Abstract:Existing methods for scale-invariant monocular depth estimation (SI MDE) often struggle due to the complexity of the task, and limited and non-diverse datasets, hindering generalizability in real-world scenarios. This is while shift-and-scale-invariant (SSI) depth estimation, simplifying the task and enabling training with abundant stereo datasets achieves high performance. We present a novel approach that leverages SSI inputs to enhance SI depth estimation, streamlining the network's role and facilitating in-the-wild generalization for SI depth estimation while only using a synthetic dataset for training. Emphasizing the generation of high-resolution details, we introduce a novel sparse ordinal loss that substantially improves detail generation in SSI MDE, addressing critical limitations in existing approaches. Through in-the-wild qualitative examples and zero-shot evaluation we substantiate the practical utility of our approach in computational photography applications, showcasing its ability to generate highly detailed SI depth maps and achieve generalization in diverse scenarios.

What problem does this paper attempt to address?

This paper attempts to address the problem of achieving high-resolution scale-invariant monocular depth estimation (SI MDE) in complex outdoor scenes. Specifically, existing methods face the following challenges when handling this task: 1. **Dataset Limitations**: Existing scale-invariant monocular depth estimation methods struggle to achieve the boundary accuracy and generalization required for photographic applications due to the lack of high-resolution, large-scale, and diverse training datasets. 2. **Detail Generation**: Existing methods are insufficient in generating high-resolution details, especially in complex scenes. 3. **Geometric Accuracy**: Although scale and shift-invariant (SSI) depth estimation excels in generating high-resolution details, its geometric accuracy is lacking, making it unsuitable for computer graphics applications.

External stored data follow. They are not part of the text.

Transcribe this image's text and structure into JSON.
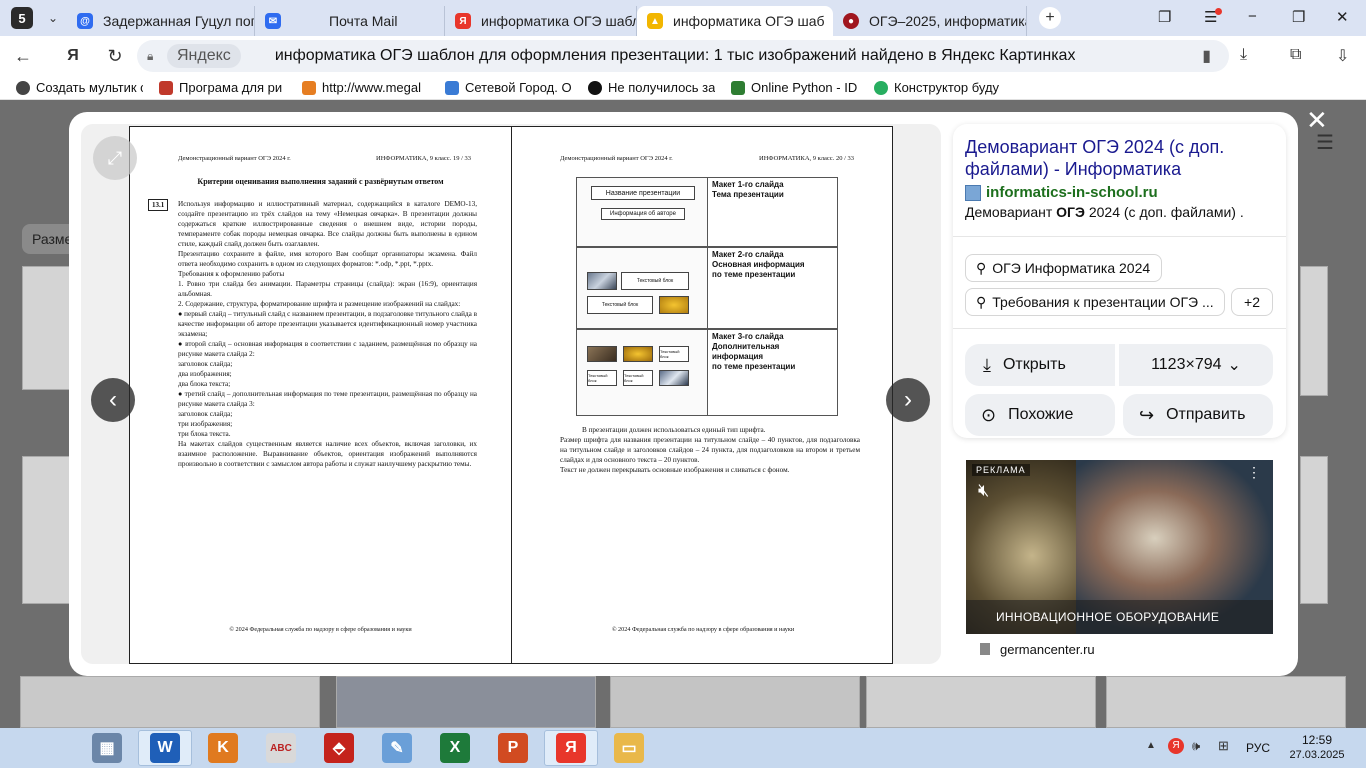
{
  "browser": {
    "tab_count": "5",
    "tabs": [
      {
        "label": "Задержанная Гуцул попр",
        "color": "#2f6cf0"
      },
      {
        "label": "Почта Mail",
        "color": "#2f6cf0"
      },
      {
        "label": "информатика ОГЭ шабло",
        "color": "#e8362b"
      },
      {
        "label": "информатика ОГЭ шаб",
        "color": "#f2b600"
      },
      {
        "label": "ОГЭ–2025, информатика",
        "color": "#a0161f"
      }
    ],
    "window_controls": [
      "−",
      "❐",
      "✕"
    ],
    "address": {
      "site_chip": "Яндекс",
      "title": "информатика ОГЭ шаблон для оформления презентации: 1 тыс изображений найдено в Яндекс Картинках"
    },
    "bookmarks": [
      {
        "label": "Создать мультик с",
        "color": "#444444"
      },
      {
        "label": "Програма для ри",
        "color": "#c0392b"
      },
      {
        "label": "http://www.megal",
        "color": "#e67e22"
      },
      {
        "label": "Сетевой Город. О",
        "color": "#3a7bd5"
      },
      {
        "label": "Не получилось заг",
        "color": "#111111"
      },
      {
        "label": "Online Python - IDE",
        "color": "#2e7d32"
      },
      {
        "label": "Конструктор буду",
        "color": "#27ae60"
      }
    ]
  },
  "background": {
    "filter_label": "Разме"
  },
  "viewer": {
    "left_page": {
      "header_left": "Демонстрационный вариант ОГЭ 2024 г.",
      "header_right": "ИНФОРМАТИКА, 9 класс.     19 / 33",
      "title": "Критерии оценивания выполнения заданий с развёрнутым ответом",
      "task_no": "13.1",
      "body": "Используя информацию и иллюстративный материал, содержащийся в каталоге DEMO-13, создайте презентацию из трёх слайдов на тему «Немецкая овчарка». В презентации должны содержаться краткие иллюстрированные сведения о внешнем виде, истории породы, темпераменте собак породы немецкая овчарка. Все слайды должны быть выполнены в едином стиле, каждый слайд должен быть озаглавлен.\nПрезентацию сохраните в файле, имя которого Вам сообщат организаторы экзамена. Файл ответа необходимо сохранить в одном из следующих форматов: *.odp, *.ppt, *.pptx.\nТребования к оформлению работы\n1. Ровно три слайда без анимации. Параметры страницы (слайда): экран (16:9), ориентация альбомная.\n2. Содержание, структура, форматирование шрифта и размещение изображений на слайдах:\n● первый слайд – титульный слайд с названием презентации, в подзаголовке титульного слайда в качестве информации об авторе презентации указывается идентификационный номер участника экзамена;\n● второй слайд – основная информация в соответствии с заданием, размещённая по образцу на рисунке макета слайда 2:\n    заголовок слайда;\n    два изображения;\n    два блока текста;\n● третий слайд – дополнительная информация по теме презентации, размещённая по образцу на рисунке макета слайда 3:\n    заголовок слайда;\n    три изображения;\n    три блока текста.\nНа макетах слайдов существенным является наличие всех объектов, включая заголовки, их взаимное расположение. Выравнивание объектов, ориентация изображений выполняются произвольно в соответствии с замыслом автора работы и служат наилучшему раскрытию темы.",
      "footer": "© 2024 Федеральная служба по надзору в сфере образования и науки"
    },
    "right_page": {
      "header_left": "Демонстрационный вариант ОГЭ 2024 г.",
      "header_right": "ИНФОРМАТИКА, 9 класс.     20 / 33",
      "mockups": [
        {
          "label": "Макет 1-го слайда\nТема презентации",
          "box1": "Название презентации",
          "box2": "Информация об авторе"
        },
        {
          "label": "Макет 2-го слайда\nОсновная информация\nпо теме презентации",
          "box1": "Текстовый блок",
          "box2": "Текстовый блок"
        },
        {
          "label": "Макет 3-го слайда\nДополнительная\nинформация\nпо теме презентации",
          "box1": "Текстовый блок",
          "box2": "Текстовый блок",
          "box3": "Текстовый блок"
        }
      ],
      "body": "В презентации должен использоваться единый тип шрифта.\nРазмер шрифта для названия презентации на титульном слайде – 40 пунктов, для подзаголовка на титульном слайде и заголовков слайдов – 24 пункта, для подзаголовков на втором и третьем слайдах и для основного текста – 20 пунктов.\nТекст не должен перекрывать основные изображения и сливаться с фоном.",
      "footer": "© 2024 Федеральная служба по надзору в сфере образования и науки"
    }
  },
  "side": {
    "title": "Демовариант ОГЭ 2024 (с доп. файлами) - Информатика",
    "domain": "informatics-in-school.ru",
    "description_pre": "Демовариант ",
    "description_bold": "ОГЭ",
    "description_post": " 2024 (с доп. файлами) .",
    "tags": [
      "ОГЭ Информатика 2024",
      "Требования к презентации ОГЭ ..."
    ],
    "more_tags": "+2",
    "open_label": "Открыть",
    "size_label": "1123×794",
    "similar_label": "Похожие",
    "share_label": "Отправить"
  },
  "ad": {
    "badge": "РЕКЛАМА",
    "caption": "ИННОВАЦИОННОЕ ОБОРУДОВАНИЕ",
    "domain": "germancenter.ru"
  },
  "taskbar": {
    "apps": [
      {
        "name": "calculator-app",
        "glyph": "▦",
        "color": "#6b86a8"
      },
      {
        "name": "word-app",
        "glyph": "W",
        "color": "#1f5fb8"
      },
      {
        "name": "kumir-app",
        "glyph": "K",
        "color": "#e07a1f"
      },
      {
        "name": "abc-app",
        "glyph": "ABC",
        "color": "#d9d9d9"
      },
      {
        "name": "pdf-app",
        "glyph": "⬘",
        "color": "#c4231c"
      },
      {
        "name": "paint-app",
        "glyph": "✎",
        "color": "#6a9fd8"
      },
      {
        "name": "excel-app",
        "glyph": "X",
        "color": "#1e7a3a"
      },
      {
        "name": "powerpoint-app",
        "glyph": "P",
        "color": "#d14b21"
      },
      {
        "name": "yandex-app",
        "glyph": "Я",
        "color": "#e8362b"
      },
      {
        "name": "explorer-app",
        "glyph": "▭",
        "color": "#e9b84a"
      }
    ],
    "lang": "РУС",
    "time": "12:59",
    "date": "27.03.2025"
  }
}
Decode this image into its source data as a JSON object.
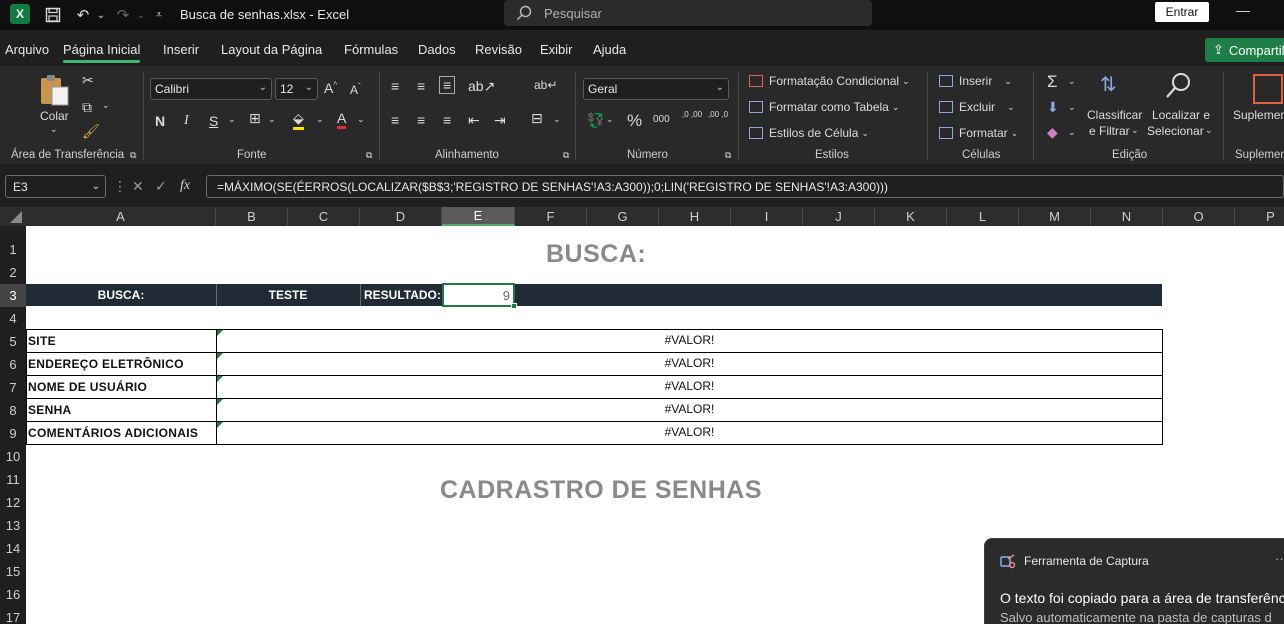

To address these issues, the authors propose a new method that leverages rich stereo datasets to enhance the performance of scale-invariant monocular depth estimation. The specific steps are as follows: 1. **Initial SSI Depth Estimation**: First, use low-resolution SSI depth estimation to capture the overall structure of the scene. 2. **High-Resolution SSI Depth Estimation**: Then, use high-resolution SSI depth estimation to capture fine depth discontinuities. 3. **Information Fusion**: Input this rich structural information into a scale-invariant depth estimation network to regress high-resolution scale-invariant monocular depth. To improve the performance of SSI depth estimation, the authors introduce a new sparse ordinal loss, which significantly enhances detail generation and boundary accuracy. In this way, the authors' method can generate highly detailed scale-invariant depth maps in various scenes with good generalization ability. In summary, this paper aims to address the shortcomings of existing methods in detail generation and generalization in high-resolution, complex scenes by combining the advantages of SSI depth estimation, thereby achieving high-quality depth estimation for applications such as computational photography.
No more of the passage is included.